De nombreux éleveurs convertis au bio se retrouvent en difficulté à cause d’un ralentissement de la consommation et d’une surproduction.
par Pauline Moullot
publié le 27 décembre 2021 à 19h47

Des appels aux consommateurs pour qu’ils achètent six bouteilles, une opération de com dans plus de cent supermarchés sur un week-end, un pack de Lactel offert pour deux achetés… Ces dernières semaines, les initiatives se multiplient pour relancer la consommation de lait bio. Après une croissance située entre 15 et 20% durant plusieurs années, celle-ci a fortement ralenti en 2021, voire s’est rétractée sur les produits de «l’ultra-frais» comme les yaourts.

«On a dépassé le stade des turbulences, mais je ne me risquerais pas à parler de crise», relativise auprès de Libération Corentin Puvilland, agroéconomiste, chargé du suivi conjoncturel de la filière lait pour l’Institut de l’élevage (Idele). «La crise, on y va si rien n’est fait», prophétise Pierre-Dominique Lucas, référent Biolait dans le Morbihan. Selon les derniers chiffres du Centre national interprofessionnel de l’économie laitière (Cniel), relativement stables pendant le premier semestre, le prix du lait bio a chuté de 2,6% en septembre par rapport à 2020. Le nombre de conversions d’éleveurs conventionnels au bio ces dernières années explique en partie la surproduction actuelle. Entre 2017 et 2018, la production de lait bio a en effet augmenté de 35%, en passant à 848 millions de litres, issus de 3 295 fermes. Ils étaient 900 producteurs de plus cette année pour 1 241 millions de litres, et le Cniel prévoit encore une hausse de 9% en 2022. Résultat, tous les opérateurs ont stoppé les conversions, Sodiaal (18 % de la production de lait bio, au coude-à-coude avec Lactalis) et le numéro 1 Biolait (27 %) n’acceptent plus que les jeunes qui s’installent.

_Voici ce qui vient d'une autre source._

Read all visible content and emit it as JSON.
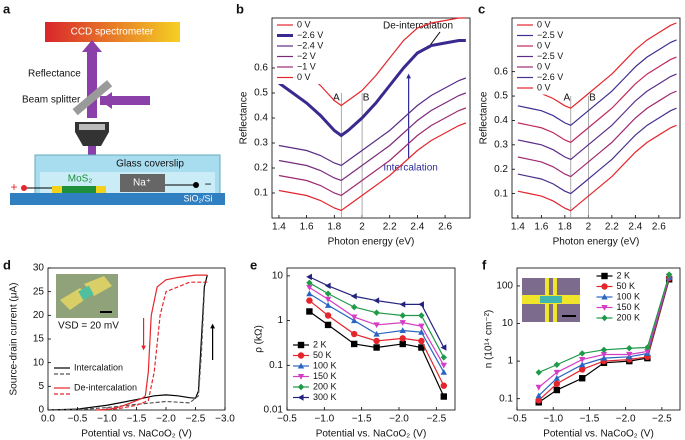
{
  "chart_data": [
    {
      "panel_label": "a",
      "type": "diagram",
      "labels": {
        "ccd_spectrometer": "CCD spectrometer",
        "reflectance": "Reflectance",
        "beam_splitter": "Beam splitter",
        "glass_coverslip": "Glass coverslip",
        "mos2": "MoS₂",
        "na_ion": "Na⁺",
        "substrate": "SiO₂/Si",
        "plus": "+",
        "minus": "−"
      }
    },
    {
      "panel_label": "b",
      "type": "line",
      "xlabel": "Photon energy (eV)",
      "ylabel": "Reflectance",
      "x": [
        1.4,
        1.5,
        1.6,
        1.7,
        1.8,
        1.85,
        1.9,
        2.0,
        2.1,
        2.2,
        2.3,
        2.4,
        2.5,
        2.6,
        2.7,
        2.75
      ],
      "xlim": [
        1.35,
        2.78
      ],
      "xticks": [
        1.4,
        1.6,
        1.8,
        2,
        2.2,
        2.4,
        2.6
      ],
      "ylim": [
        0,
        0.8
      ],
      "yticks": [
        0.1,
        0.2,
        0.3,
        0.4,
        0.5,
        0.6
      ],
      "legend": "upper left",
      "annotations": [
        "A",
        "B",
        "De-intercalation",
        "Intercalation"
      ],
      "series": [
        {
          "name": "0 V",
          "color": "#e4262c",
          "values": [
            0.64,
            0.61,
            0.58,
            0.53,
            0.47,
            0.45,
            0.47,
            0.51,
            0.57,
            0.64,
            0.71,
            0.76,
            0.78,
            0.79,
            0.8,
            0.8
          ]
        },
        {
          "name": "−2.6 V",
          "color": "#3a2a8f",
          "style": "thick",
          "values": [
            0.54,
            0.5,
            0.46,
            0.41,
            0.35,
            0.33,
            0.35,
            0.4,
            0.46,
            0.53,
            0.6,
            0.66,
            0.69,
            0.7,
            0.71,
            0.71
          ]
        },
        {
          "name": "−2.4 V",
          "color": "#5a2b86",
          "values": [
            0.29,
            0.28,
            0.27,
            0.25,
            0.22,
            0.21,
            0.23,
            0.27,
            0.31,
            0.35,
            0.4,
            0.45,
            0.49,
            0.52,
            0.55,
            0.56
          ]
        },
        {
          "name": "−2 V",
          "color": "#7a2a7c",
          "values": [
            0.23,
            0.22,
            0.21,
            0.19,
            0.16,
            0.15,
            0.17,
            0.21,
            0.25,
            0.29,
            0.34,
            0.39,
            0.43,
            0.46,
            0.49,
            0.5
          ]
        },
        {
          "name": "−1 V",
          "color": "#9c2a70",
          "values": [
            0.17,
            0.16,
            0.15,
            0.13,
            0.1,
            0.09,
            0.11,
            0.15,
            0.19,
            0.23,
            0.28,
            0.33,
            0.37,
            0.4,
            0.43,
            0.44
          ]
        },
        {
          "name": "0 V",
          "color": "#e4262c",
          "values": [
            0.11,
            0.1,
            0.09,
            0.07,
            0.04,
            0.03,
            0.05,
            0.09,
            0.13,
            0.17,
            0.22,
            0.27,
            0.31,
            0.34,
            0.37,
            0.38
          ]
        }
      ]
    },
    {
      "panel_label": "c",
      "type": "line",
      "xlabel": "Photon energy (eV)",
      "ylabel": "Reflectance",
      "x": [
        1.4,
        1.5,
        1.6,
        1.7,
        1.8,
        1.85,
        1.9,
        2.0,
        2.1,
        2.2,
        2.3,
        2.4,
        2.5,
        2.6,
        2.7,
        2.75
      ],
      "xlim": [
        1.35,
        2.78
      ],
      "xticks": [
        1.4,
        1.6,
        1.8,
        2,
        2.2,
        2.4,
        2.6
      ],
      "ylim": [
        0,
        0.82
      ],
      "yticks": [
        0.1,
        0.2,
        0.3,
        0.4,
        0.5,
        0.6
      ],
      "legend": "upper left",
      "annotations": [
        "A",
        "B"
      ],
      "series": [
        {
          "name": "0 V",
          "color": "#e4262c",
          "values": [
            0.53,
            0.52,
            0.51,
            0.49,
            0.46,
            0.45,
            0.47,
            0.51,
            0.55,
            0.59,
            0.64,
            0.69,
            0.73,
            0.76,
            0.79,
            0.8
          ]
        },
        {
          "name": "−2.5 V",
          "color": "#3b3090",
          "values": [
            0.46,
            0.45,
            0.44,
            0.42,
            0.39,
            0.38,
            0.4,
            0.44,
            0.48,
            0.52,
            0.57,
            0.62,
            0.66,
            0.69,
            0.72,
            0.73
          ]
        },
        {
          "name": "0 V",
          "color": "#c02860",
          "values": [
            0.39,
            0.38,
            0.37,
            0.35,
            0.32,
            0.31,
            0.33,
            0.37,
            0.41,
            0.45,
            0.5,
            0.55,
            0.59,
            0.62,
            0.65,
            0.66
          ]
        },
        {
          "name": "−2.5 V",
          "color": "#5b2d88",
          "values": [
            0.32,
            0.31,
            0.3,
            0.28,
            0.25,
            0.24,
            0.26,
            0.3,
            0.34,
            0.38,
            0.43,
            0.48,
            0.52,
            0.55,
            0.58,
            0.59
          ]
        },
        {
          "name": "0 V",
          "color": "#a02a70",
          "values": [
            0.25,
            0.24,
            0.23,
            0.21,
            0.18,
            0.17,
            0.19,
            0.23,
            0.27,
            0.31,
            0.36,
            0.41,
            0.45,
            0.48,
            0.51,
            0.52
          ]
        },
        {
          "name": "−2.6 V",
          "color": "#4a2f8c",
          "values": [
            0.18,
            0.17,
            0.16,
            0.14,
            0.11,
            0.1,
            0.12,
            0.16,
            0.2,
            0.24,
            0.29,
            0.34,
            0.38,
            0.41,
            0.44,
            0.45
          ]
        },
        {
          "name": "0 V",
          "color": "#e4262c",
          "values": [
            0.11,
            0.1,
            0.09,
            0.07,
            0.04,
            0.03,
            0.05,
            0.09,
            0.13,
            0.17,
            0.22,
            0.27,
            0.31,
            0.34,
            0.37,
            0.38
          ]
        }
      ]
    },
    {
      "panel_label": "d",
      "type": "line",
      "xlabel": "Potential vs. NaCoO₂ (V)",
      "ylabel": "Source-drain current (μA)",
      "xlim": [
        0,
        -3.0
      ],
      "xticks": [
        {
          "value": 0,
          "label": "0.0"
        },
        {
          "value": -0.5,
          "label": "−0.5"
        },
        {
          "value": -1.0,
          "label": "−1.0"
        },
        {
          "value": -1.5,
          "label": "−1.5"
        },
        {
          "value": -2.0,
          "label": "−2.0"
        },
        {
          "value": -2.5,
          "label": "−2.5"
        },
        {
          "value": -3.0,
          "label": "−3.0"
        }
      ],
      "ylim": [
        0,
        30
      ],
      "yticks": [
        0,
        5,
        10,
        15,
        20,
        25,
        30
      ],
      "legend": "lower left",
      "annotations": [
        "VSD = 20 mV"
      ],
      "series": [
        {
          "name": "Intercalation",
          "color": "#000000",
          "x": [
            0,
            -0.5,
            -1.0,
            -1.5,
            -1.8,
            -2.0,
            -2.2,
            -2.4,
            -2.5,
            -2.55,
            -2.6,
            -2.65,
            -2.7
          ],
          "values": [
            0,
            0.2,
            1.0,
            2.2,
            3.0,
            3.2,
            3.0,
            2.6,
            2.5,
            4,
            15,
            26,
            28.5
          ]
        },
        {
          "color": "#555555",
          "style": "dashed",
          "x": [
            0,
            -0.5,
            -1.0,
            -1.5,
            -2.0,
            -2.4,
            -2.55,
            -2.6,
            -2.65
          ],
          "values": [
            0,
            0.1,
            0.5,
            1.2,
            1.8,
            1.5,
            3,
            12,
            25
          ]
        },
        {
          "name": "De-intercalation",
          "color": "#e4262c",
          "x": [
            -2.7,
            -2.5,
            -2.2,
            -2.0,
            -1.85,
            -1.75,
            -1.7,
            -1.65,
            -1.6,
            -1.4,
            -1.2,
            -1.0,
            -0.8
          ],
          "values": [
            28.5,
            28.5,
            28,
            27.5,
            26,
            20,
            8,
            3,
            2.5,
            1.5,
            0.6,
            0.1,
            0
          ]
        },
        {
          "color": "#e4262c",
          "style": "dashed",
          "x": [
            -2.7,
            -2.4,
            -2.0,
            -1.9,
            -1.8,
            -1.7,
            -1.5,
            -1.2,
            -0.9
          ],
          "values": [
            27,
            27,
            25,
            20,
            8,
            2,
            1,
            0.3,
            0
          ]
        }
      ]
    },
    {
      "panel_label": "e",
      "type": "line",
      "markers": true,
      "xlabel": "Potential vs. NaCoO₂ (V)",
      "ylabel": "ρ (kΩ)",
      "x": [
        -0.8,
        -1.05,
        -1.4,
        -1.7,
        -2.05,
        -2.3,
        -2.6
      ],
      "xlim": [
        -0.5,
        -2.75
      ],
      "xticks": [
        {
          "value": -0.5,
          "label": "−0.5"
        },
        {
          "value": -1.0,
          "label": "−1.0"
        },
        {
          "value": -1.5,
          "label": "−1.5"
        },
        {
          "value": -2.0,
          "label": "−2.0"
        },
        {
          "value": -2.5,
          "label": "−2.5"
        }
      ],
      "yscale": "log",
      "ylim": [
        0.01,
        15
      ],
      "yticks": [
        0.01,
        0.1,
        1,
        10
      ],
      "legend": "lower left",
      "series": [
        {
          "name": "2 K",
          "color": "#000000",
          "marker": "square",
          "values": [
            1.6,
            0.8,
            0.3,
            0.25,
            0.3,
            0.25,
            0.02
          ]
        },
        {
          "name": "50 K",
          "color": "#e4262c",
          "marker": "circle",
          "values": [
            2.8,
            1.3,
            0.5,
            0.35,
            0.4,
            0.35,
            0.035
          ]
        },
        {
          "name": "100 K",
          "color": "#2a66c0",
          "marker": "triangle-up",
          "values": [
            4,
            2.2,
            1.0,
            0.5,
            0.6,
            0.55,
            0.07
          ]
        },
        {
          "name": "150 K",
          "color": "#d43ec4",
          "marker": "triangle-down",
          "values": [
            5.5,
            3,
            1.2,
            0.8,
            0.9,
            0.75,
            0.1
          ]
        },
        {
          "name": "200 K",
          "color": "#1f9a48",
          "marker": "diamond",
          "values": [
            7,
            4,
            2,
            1.5,
            1.3,
            1.3,
            0.15
          ]
        },
        {
          "name": "300 K",
          "color": "#23237e",
          "marker": "triangle-left",
          "values": [
            9.5,
            6,
            3.5,
            2.8,
            2.3,
            2.3,
            0.25
          ]
        }
      ]
    },
    {
      "panel_label": "f",
      "type": "line",
      "markers": true,
      "xlabel": "Potential vs. NaCoO₂ (V)",
      "ylabel": "n (10¹⁴ cm⁻²)",
      "x": [
        -0.8,
        -1.05,
        -1.4,
        -1.7,
        -2.05,
        -2.3,
        -2.6
      ],
      "xlim": [
        -0.5,
        -2.75
      ],
      "xticks": [
        {
          "value": -0.5,
          "label": "−0.5"
        },
        {
          "value": -1.0,
          "label": "−1.0"
        },
        {
          "value": -1.5,
          "label": "−1.5"
        },
        {
          "value": -2.0,
          "label": "−2.0"
        },
        {
          "value": -2.5,
          "label": "−2.5"
        }
      ],
      "yscale": "log",
      "ylim": [
        0.05,
        300
      ],
      "yticks": [
        0.1,
        1,
        10,
        100
      ],
      "legend": "upper center",
      "series": [
        {
          "name": "2 K",
          "color": "#000000",
          "marker": "square",
          "values": [
            0.08,
            0.17,
            0.35,
            0.9,
            1.0,
            1.2,
            150
          ]
        },
        {
          "name": "50 K",
          "color": "#e4262c",
          "marker": "circle",
          "values": [
            0.09,
            0.25,
            0.6,
            1.0,
            1.1,
            1.3,
            160
          ]
        },
        {
          "name": "100 K",
          "color": "#2a66c0",
          "marker": "triangle-up",
          "values": [
            0.12,
            0.35,
            0.8,
            1.2,
            1.3,
            1.6,
            170
          ]
        },
        {
          "name": "150 K",
          "color": "#d43ec4",
          "marker": "triangle-down",
          "values": [
            0.2,
            0.5,
            1.1,
            1.5,
            1.5,
            1.8,
            180
          ]
        },
        {
          "name": "200 K",
          "color": "#1f9a48",
          "marker": "diamond",
          "values": [
            0.5,
            0.8,
            1.6,
            2.0,
            2.2,
            2.3,
            200
          ]
        }
      ]
    }
  ]
}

«Certains labels font de l’ombre au bio»

«Il faut que la puissance publique prenne ses responsabilités. Ils ont encouragé les conversions, ils veulent passer à 25% de surface en bio, mais il faut qu’ils soutiennent la filière», interpelle Yves Sauvaget, éleveur dans la Manche et président de la commission bio du Cniel. «Le souci, c’est qu’il faut un an et demi ou deux ans pour convertir son exploitation, il y a un temps d’inertie qui rend difficile l’ajustement de l’offre et de la demande», analyse Corentin Puvilland.

Entre 2019 et 2021, les ventes de lait et de crème n’ont progressé que de 2 et 5%, une dizaine de points de moins par rapport aux années précédentes. Celles de beurre sont restées stables alors que l’ultra-frais a baissé de 7%. Si l’on regarde par rapport à 2020, les chiffres sont encore pires. Tout est en recul. Mais ces données sont néanmoins à relativiser, puisqu’elles sont biaisées par le confinement pendant lequel les ventes ont été boostées.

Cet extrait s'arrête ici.